POWER OF ATTORNEY

For Obtaining EDGAR Access Codes and Executing Forms 3, 4 and 5

 

Know all by these presents, that the undersigned hereby constitutes and appoints each of Evan Kearns, Ryan Murr and Robert Phillips, and any of their substitutes, signing singly, as the undersigned’s true and lawful attorney-in-fact to:

(1)
execute for and on behalf of the undersigned all forms necessary to revive or obtain new EDGAR Access Codes for the undersigned, including without limitation, PMAC, CCC and passwords necessary to enable the undersigned to make filings in the United States Securities and Exchange Commission’s EDGAR system;
(2)
execute for and on behalf of the undersigned Forms 3, 4 and 5 in accordance with Section 16(a) of the Securities Exchange Act of 1934 and the rules thereunder, and any other forms or reports the undersigned may be required to file, in connection with the undersigned's ownership, acquisition, or disposition of securities of Cogent Biosciences, Inc., a Delaware corporation;
(3)
do and perform any and all acts for and on behalf of the undersigned which may be necessary or desirable to complete the execution of any such Form 3, 4 and 5, or other form or report, complete and execute any amendment or amendments thereto, and the timely filing of such form with the United States Securities and Exchange Commission and any other authority; and
(4)
take any other action of any type whatsoever in connection with the foregoing which, in the opinion of such attorney-in-fact, may be of benefit to, in the best interest of, or legally required by, the undersigned, it being understood that the documents executed by such attorney-in-fact on behalf of the undersigned pursuant to this Power of Attorney shall be in such form and shall contain such terms and conditions as such attorney-in-fact may approve in his/her discretion.

The undersigned hereby grants to each such attorney-in-fact full power and authority to do and perform all and every act and thing whatsoever requisite, necessary and proper to be done in the exercise of any of the rights and powers herein granted, as fully to all intents and purposes as such attorney-in-fact might or could do if personally present, with full power of substitution or revocation, hereby ratifying and confirming all that such attorney-in-fact, or his/her substitute or substitutes, shall lawfully do or cause to be done by virtue of this power of attorney and the rights and powers herein granted.

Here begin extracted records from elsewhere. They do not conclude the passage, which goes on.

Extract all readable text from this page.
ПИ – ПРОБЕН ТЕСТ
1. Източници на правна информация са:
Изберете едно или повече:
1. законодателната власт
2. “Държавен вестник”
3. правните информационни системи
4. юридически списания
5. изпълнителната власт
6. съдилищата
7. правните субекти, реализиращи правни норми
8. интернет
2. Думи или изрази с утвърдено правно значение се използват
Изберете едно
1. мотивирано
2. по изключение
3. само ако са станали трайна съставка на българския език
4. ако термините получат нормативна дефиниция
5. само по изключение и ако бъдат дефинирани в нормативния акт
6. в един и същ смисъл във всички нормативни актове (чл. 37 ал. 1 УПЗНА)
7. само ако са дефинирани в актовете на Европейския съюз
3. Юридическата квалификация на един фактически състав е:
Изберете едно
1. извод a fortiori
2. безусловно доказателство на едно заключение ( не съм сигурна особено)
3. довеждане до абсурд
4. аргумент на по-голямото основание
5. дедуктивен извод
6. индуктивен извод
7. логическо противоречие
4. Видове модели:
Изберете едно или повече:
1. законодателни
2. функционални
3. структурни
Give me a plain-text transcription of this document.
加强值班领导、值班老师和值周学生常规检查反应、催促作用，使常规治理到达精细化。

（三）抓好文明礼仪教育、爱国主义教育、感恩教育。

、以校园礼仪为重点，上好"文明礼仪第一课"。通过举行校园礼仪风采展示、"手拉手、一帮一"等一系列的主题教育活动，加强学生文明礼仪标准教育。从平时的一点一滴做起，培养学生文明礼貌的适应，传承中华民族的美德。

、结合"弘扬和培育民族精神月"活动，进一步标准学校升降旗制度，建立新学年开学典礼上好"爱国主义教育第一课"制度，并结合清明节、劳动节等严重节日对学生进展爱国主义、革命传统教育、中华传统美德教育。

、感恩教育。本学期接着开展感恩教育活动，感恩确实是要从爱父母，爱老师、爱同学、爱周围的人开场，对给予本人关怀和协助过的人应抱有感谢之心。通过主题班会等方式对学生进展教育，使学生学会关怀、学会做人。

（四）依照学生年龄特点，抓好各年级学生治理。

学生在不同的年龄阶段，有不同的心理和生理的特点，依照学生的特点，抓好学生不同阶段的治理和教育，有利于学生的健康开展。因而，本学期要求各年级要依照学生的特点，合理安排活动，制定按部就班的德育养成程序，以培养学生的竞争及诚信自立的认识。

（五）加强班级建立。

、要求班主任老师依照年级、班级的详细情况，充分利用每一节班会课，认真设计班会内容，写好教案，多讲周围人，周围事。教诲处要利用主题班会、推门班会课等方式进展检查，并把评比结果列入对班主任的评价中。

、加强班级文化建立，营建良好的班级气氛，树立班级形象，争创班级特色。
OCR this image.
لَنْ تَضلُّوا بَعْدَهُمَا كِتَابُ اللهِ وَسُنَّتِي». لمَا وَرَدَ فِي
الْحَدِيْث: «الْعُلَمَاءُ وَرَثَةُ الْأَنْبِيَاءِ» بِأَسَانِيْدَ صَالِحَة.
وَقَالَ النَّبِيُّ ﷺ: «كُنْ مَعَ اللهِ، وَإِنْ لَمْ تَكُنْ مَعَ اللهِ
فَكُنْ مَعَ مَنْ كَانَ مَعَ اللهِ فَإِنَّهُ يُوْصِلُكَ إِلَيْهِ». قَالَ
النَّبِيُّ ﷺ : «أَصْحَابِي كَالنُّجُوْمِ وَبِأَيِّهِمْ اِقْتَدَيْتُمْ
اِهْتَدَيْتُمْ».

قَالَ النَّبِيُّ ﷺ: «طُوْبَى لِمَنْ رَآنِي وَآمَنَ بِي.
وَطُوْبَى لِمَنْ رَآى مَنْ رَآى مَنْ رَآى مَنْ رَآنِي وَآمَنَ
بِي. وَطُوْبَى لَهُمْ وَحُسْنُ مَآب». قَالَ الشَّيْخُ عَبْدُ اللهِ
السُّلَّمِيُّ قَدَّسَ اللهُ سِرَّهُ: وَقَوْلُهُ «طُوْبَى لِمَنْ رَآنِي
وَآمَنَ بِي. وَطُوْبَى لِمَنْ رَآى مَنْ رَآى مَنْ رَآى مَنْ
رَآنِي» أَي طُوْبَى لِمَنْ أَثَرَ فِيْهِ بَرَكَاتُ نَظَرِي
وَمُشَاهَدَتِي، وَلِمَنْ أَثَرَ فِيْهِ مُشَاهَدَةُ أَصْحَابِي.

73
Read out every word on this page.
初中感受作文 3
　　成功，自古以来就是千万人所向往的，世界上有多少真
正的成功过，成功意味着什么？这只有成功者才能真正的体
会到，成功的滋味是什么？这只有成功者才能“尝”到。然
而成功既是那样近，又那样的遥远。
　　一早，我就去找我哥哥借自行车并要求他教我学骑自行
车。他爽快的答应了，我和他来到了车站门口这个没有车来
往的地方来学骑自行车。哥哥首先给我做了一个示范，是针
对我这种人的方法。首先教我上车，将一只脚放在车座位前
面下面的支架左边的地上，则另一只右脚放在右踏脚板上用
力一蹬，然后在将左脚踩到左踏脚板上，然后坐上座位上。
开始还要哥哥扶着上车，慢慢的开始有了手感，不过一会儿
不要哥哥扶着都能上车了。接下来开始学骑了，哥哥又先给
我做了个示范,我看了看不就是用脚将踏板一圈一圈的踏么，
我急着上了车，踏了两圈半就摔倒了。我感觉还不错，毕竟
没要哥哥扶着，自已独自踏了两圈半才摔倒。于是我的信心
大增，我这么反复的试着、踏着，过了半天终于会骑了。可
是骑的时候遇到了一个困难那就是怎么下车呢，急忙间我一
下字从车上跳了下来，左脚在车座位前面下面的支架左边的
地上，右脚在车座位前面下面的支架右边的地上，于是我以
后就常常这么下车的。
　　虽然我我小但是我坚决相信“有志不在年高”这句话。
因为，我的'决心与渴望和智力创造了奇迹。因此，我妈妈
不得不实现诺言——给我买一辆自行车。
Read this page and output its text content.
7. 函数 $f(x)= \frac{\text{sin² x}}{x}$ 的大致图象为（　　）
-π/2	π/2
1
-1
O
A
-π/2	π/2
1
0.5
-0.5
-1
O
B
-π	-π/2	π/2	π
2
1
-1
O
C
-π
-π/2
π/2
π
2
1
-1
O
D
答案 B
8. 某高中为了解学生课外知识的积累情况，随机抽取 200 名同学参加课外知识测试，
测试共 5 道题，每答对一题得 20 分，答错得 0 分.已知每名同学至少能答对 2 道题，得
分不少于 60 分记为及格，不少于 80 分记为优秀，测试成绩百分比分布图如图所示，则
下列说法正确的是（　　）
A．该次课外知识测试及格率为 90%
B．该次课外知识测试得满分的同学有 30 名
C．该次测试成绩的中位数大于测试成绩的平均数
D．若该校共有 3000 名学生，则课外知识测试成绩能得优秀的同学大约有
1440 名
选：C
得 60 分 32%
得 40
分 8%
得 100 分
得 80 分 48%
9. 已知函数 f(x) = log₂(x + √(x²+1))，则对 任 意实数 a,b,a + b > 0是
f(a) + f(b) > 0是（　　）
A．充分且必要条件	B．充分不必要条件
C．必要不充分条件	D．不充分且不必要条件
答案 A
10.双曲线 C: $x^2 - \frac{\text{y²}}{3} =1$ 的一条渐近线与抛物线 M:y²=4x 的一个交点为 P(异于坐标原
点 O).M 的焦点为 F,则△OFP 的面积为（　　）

The undersigned acknowledges that the foregoing attorneys-in-fact, in serving in such capacity at the request of the undersigned, are not assuming any of the undersigned’s responsibilities to comply with Section 16 of the Securities Exchange Act of 1934.

This Power of Attorney shall remain in full force and effect until the undersigned is no longer required to file Forms 3, 4, and 5 with respect to the undersigned’s holdings of and transactions in securities issued by Cogent Biosciences, Inc., unless earlier revoked by the undersigned in a signed writing delivered to the foregoing attorneys-in-fact.

 


 

IN WITNESS WHEREOF, the undersigned has caused this Power of Attorney to be executed as of this 16th day of May, 2024.